The Second Crucifixion

The Second Crucifixion

 

With a sword the shape of a crucifix, they replaced so much with Jesus.
They cut down villages full of farms, and planted Jesus in the dung-dropped corpses.
They toppled libraries, and draped Jesus over the empty shelves.
They burnt stakes, and swept away the ashes with Jesus.
They lifted the old miracles over their heads, and broke them over Jesus’ crown.

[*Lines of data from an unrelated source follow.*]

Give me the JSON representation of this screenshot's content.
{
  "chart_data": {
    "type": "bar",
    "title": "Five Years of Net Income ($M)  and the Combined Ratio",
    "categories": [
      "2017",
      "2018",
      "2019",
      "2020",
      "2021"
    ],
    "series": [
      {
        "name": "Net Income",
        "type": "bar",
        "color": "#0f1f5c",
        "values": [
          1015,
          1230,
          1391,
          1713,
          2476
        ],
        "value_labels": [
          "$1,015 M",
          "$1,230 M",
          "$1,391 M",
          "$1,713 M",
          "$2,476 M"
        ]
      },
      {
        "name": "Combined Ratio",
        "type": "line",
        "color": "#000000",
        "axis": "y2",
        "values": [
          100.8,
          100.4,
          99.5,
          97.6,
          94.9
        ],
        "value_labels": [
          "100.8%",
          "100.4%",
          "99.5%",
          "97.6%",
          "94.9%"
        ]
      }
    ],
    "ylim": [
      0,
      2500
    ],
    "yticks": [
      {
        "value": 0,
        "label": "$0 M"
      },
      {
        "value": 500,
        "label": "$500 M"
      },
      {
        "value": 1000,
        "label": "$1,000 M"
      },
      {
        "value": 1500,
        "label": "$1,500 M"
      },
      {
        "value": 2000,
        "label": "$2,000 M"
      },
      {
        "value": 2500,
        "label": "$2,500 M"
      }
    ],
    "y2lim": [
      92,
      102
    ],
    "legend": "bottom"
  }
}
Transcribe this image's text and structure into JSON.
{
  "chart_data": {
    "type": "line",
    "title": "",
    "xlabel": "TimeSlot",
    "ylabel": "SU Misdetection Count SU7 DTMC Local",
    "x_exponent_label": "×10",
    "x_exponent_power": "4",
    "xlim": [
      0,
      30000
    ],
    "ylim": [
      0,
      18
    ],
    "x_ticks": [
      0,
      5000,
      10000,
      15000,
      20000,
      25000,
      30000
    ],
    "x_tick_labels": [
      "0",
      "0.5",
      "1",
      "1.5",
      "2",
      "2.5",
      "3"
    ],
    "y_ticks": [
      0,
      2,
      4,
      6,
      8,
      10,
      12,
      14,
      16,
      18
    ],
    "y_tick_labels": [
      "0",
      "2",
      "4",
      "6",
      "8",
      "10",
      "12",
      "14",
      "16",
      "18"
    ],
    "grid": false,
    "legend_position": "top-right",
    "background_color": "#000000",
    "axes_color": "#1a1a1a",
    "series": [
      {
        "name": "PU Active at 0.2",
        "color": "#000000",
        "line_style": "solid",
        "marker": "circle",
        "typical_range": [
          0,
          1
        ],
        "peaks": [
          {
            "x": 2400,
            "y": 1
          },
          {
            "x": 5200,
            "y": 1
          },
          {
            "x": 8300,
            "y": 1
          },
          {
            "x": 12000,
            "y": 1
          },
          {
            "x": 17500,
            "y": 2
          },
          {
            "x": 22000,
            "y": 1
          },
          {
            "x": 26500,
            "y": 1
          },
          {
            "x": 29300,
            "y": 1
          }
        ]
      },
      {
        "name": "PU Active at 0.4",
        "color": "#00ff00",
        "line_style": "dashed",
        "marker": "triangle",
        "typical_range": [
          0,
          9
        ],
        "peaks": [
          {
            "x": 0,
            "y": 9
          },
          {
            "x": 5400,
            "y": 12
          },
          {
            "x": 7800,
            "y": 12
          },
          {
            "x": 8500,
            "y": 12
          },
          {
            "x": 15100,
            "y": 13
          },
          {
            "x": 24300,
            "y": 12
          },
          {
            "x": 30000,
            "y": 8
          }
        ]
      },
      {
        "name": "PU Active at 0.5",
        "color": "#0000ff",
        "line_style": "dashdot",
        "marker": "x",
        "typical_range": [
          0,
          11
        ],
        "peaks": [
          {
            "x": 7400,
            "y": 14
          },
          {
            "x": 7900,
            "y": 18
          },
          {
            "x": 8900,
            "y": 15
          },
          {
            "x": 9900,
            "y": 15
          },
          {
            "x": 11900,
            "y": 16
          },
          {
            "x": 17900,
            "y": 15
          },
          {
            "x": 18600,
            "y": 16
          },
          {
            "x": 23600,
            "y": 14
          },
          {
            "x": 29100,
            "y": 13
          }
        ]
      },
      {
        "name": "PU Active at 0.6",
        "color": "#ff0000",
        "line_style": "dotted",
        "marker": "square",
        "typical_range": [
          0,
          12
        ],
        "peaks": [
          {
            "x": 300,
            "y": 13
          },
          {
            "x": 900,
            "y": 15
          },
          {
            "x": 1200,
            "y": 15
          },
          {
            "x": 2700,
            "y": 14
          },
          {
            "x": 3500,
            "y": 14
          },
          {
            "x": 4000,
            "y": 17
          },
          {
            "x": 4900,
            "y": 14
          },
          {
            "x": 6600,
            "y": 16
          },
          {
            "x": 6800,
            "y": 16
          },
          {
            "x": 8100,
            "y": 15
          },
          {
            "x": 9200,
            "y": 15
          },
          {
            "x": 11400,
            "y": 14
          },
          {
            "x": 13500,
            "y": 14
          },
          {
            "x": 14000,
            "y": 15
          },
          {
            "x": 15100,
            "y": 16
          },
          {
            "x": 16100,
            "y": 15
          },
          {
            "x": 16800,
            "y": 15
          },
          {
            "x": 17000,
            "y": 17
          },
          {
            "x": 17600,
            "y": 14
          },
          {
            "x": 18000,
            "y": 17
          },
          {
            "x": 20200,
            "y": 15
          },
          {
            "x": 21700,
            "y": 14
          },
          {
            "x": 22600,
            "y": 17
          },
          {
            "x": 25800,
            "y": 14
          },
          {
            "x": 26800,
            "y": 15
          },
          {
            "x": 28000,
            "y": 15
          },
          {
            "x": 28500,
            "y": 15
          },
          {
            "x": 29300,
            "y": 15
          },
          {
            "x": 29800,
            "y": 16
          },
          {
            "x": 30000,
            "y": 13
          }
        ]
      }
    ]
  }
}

They reset the clocks, the calendars, the cults to Jesus.
They skipped a stone Jesus across the seven seas;
they played a Jesus trick on their brothers and sisters,
whom they baptized in steel and smoke and pages and pages of Jesus.

They waged Jesus against each other and against themselves;
they clamped Jesus around their loins and leashed him to their hounds.
They built Jesus factories where they could resurrect Jesus
as much as they needed to meet the demand, the demand for Jesus—

“Bring him back!” the crowd chanted. “Again,” it cried, “again!”

and the crowd put its hands together as they pulled the Jesus lever,
and without a father or a mother, this time, they conceived
gold Jesus and plastic Jesus and mail-order Jesus, and pay-per-view Jesus,
and they nailed him to a million crosses, and hung him up, just like the first time,
but in Tunis and Kingston and Capetown and Boston and Rio and Manila and Tijuana,
over every low-flo Jesus and every queen-size Jesus and every adjustable-lumbar Jesus
so Jesus could watch over the meek’s inheritance.

And Jesus wept,
for there were no more worlds to conquer.